The overall goal of this indirect immunoflorescent assay is to optimize the localization and quantification of endogenous and exogenous centromere-kinetochore proteins, including centromere protein A and flag-tagged exogenous CENP-A proteins in human cells. This method can help answer key questions about how to identify and quantify centromere-kinetochore proteins. The main advantage of this technique is that it can be used to quanitfy different levels of centromere-kinetochore expression depending on the selected anaphase of interest.
18 hours after seeding, wash the cultured cells one time with PBS and add 500 microliters of reduced serum medium to each well of the six well polystyrene culture plate. Next, transfect the cells in each well with freshly prepared A and B mixture solution and incubate the cultures at 37 degrees Celsius and 5%carbon dioxide. After four and a half hours, change the medium to high glucose DMEM supplemented with FBS and antibiotics and return the plate to the cell culture incubator.
48 to 72 hours later, aspirate the cell culture medium and rinse the cells one time with PBS, adding the saline down the sides of the culture wells to avoid disturbing the cells. Then fix the cells with 4%paraformaldehyde for 30 minutes at 4 degrees Celsius. At the end of the fixation period, rinse the cells two times with Kb2 buffer and permeabilize the samples in Kb1 buffer for 30 minutes at room temperature.
Then rinse the cells one time with Kb2 buffer and block any non-specific binding with the addition of fresh Kb2 buffer. After five minutes at room temperature, use forceps to remove the seeded cover glasses from each of the wells, and use a hydrophobic barrier pen to draw hydrophobic barriers around each cover glass sample. Transfer the cover glasses into a new six well polystyrene plate and immerse the samples in the appropriate primary antibody for one hour at 37 degrees Celsius.
Then rinse the cells three times with Kb2 buffer and label them with the appropriate secondary antibody for another hour at 37 degrees Celsius. At the end of the incubation, rinse the samples with five 6 minute washes in Kb2 buffer. Then label the cell nuclei with Kb3 buffer containing DapE for five minutes at room temperature, followed by one to two washes in Kb2 buffer and refilling the wells with Kb2 buffer.

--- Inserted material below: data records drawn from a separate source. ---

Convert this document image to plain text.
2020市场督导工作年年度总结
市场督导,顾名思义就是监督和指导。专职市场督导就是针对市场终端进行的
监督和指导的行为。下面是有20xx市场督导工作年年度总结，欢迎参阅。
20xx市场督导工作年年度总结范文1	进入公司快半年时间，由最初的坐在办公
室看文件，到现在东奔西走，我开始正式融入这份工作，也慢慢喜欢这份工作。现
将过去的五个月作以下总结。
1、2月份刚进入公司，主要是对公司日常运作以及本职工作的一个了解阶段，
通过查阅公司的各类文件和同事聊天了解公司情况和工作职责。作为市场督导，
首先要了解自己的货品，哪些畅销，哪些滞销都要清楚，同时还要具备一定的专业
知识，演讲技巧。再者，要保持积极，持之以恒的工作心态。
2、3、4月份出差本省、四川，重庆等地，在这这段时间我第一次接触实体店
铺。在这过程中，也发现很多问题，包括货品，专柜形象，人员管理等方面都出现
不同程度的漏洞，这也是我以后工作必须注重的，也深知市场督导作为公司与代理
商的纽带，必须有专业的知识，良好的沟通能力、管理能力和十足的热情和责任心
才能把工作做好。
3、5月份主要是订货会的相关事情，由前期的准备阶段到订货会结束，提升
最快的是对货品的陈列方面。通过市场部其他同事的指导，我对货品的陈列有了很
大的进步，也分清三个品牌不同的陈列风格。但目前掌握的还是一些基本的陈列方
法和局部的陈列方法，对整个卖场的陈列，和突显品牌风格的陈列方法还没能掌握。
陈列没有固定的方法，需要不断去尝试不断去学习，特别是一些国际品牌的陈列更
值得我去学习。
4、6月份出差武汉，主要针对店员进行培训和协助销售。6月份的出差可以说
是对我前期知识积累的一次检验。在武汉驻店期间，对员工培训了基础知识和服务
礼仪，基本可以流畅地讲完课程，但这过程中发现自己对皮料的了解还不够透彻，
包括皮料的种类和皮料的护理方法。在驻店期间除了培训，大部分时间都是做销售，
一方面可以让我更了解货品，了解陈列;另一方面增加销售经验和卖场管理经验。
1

Now place a drop of mounting medium in the center of one microscope slide for each cover glass of cells, and remove any liquid from the cell samples. Finally, carefully place each sample onto the center of one of the prepared microscope slides, and remove any excess mounting medium with a paper towel. As observed in this representative experiment, the levels of endogenous CENP-A protein expression in the total cell lysates of CUL4A siRNA transfected cells were similar to the levels of CENP-A expression in Luciferase siRNA transfected cells.
Further, the protein levels of endogenous CENP-A in the total cell lysates of RBX1 siRNA transfected cells were similar to the endogenous CENP-A levels of the Luciferase siRNA transfected cells, suggesting the CUL4A RBX1 E3 ligase is required for the localization of CENP-A to the centromeres. CENP-A lysine mutants lose their ability to localize within the centromeres, suggesting that CENP-A K124 ubiquitylation is essential for the localization of CENP-A to the centromeres. Importantly, exogenous monoubiquitin fusion of CENP-A protein rescued the delocalization CENP-A K124R mutant, returning the protein to its centromeric location.
Once mastered, the cell fixation and immunoflourescent staining procedures can be completed in five to six hours if they are performed properly. Remember to gently apply all of the solutions onto the sides of the wells so that the cells won't be dislodged from their cover glasses when rinsing or immersing the samples. Don't forget that working with heated paraformaldehyde outside a ventilated room or that flammable materials near fire can be extremely hazardous and that the appropriate precautions should always be taken while performing this procedure.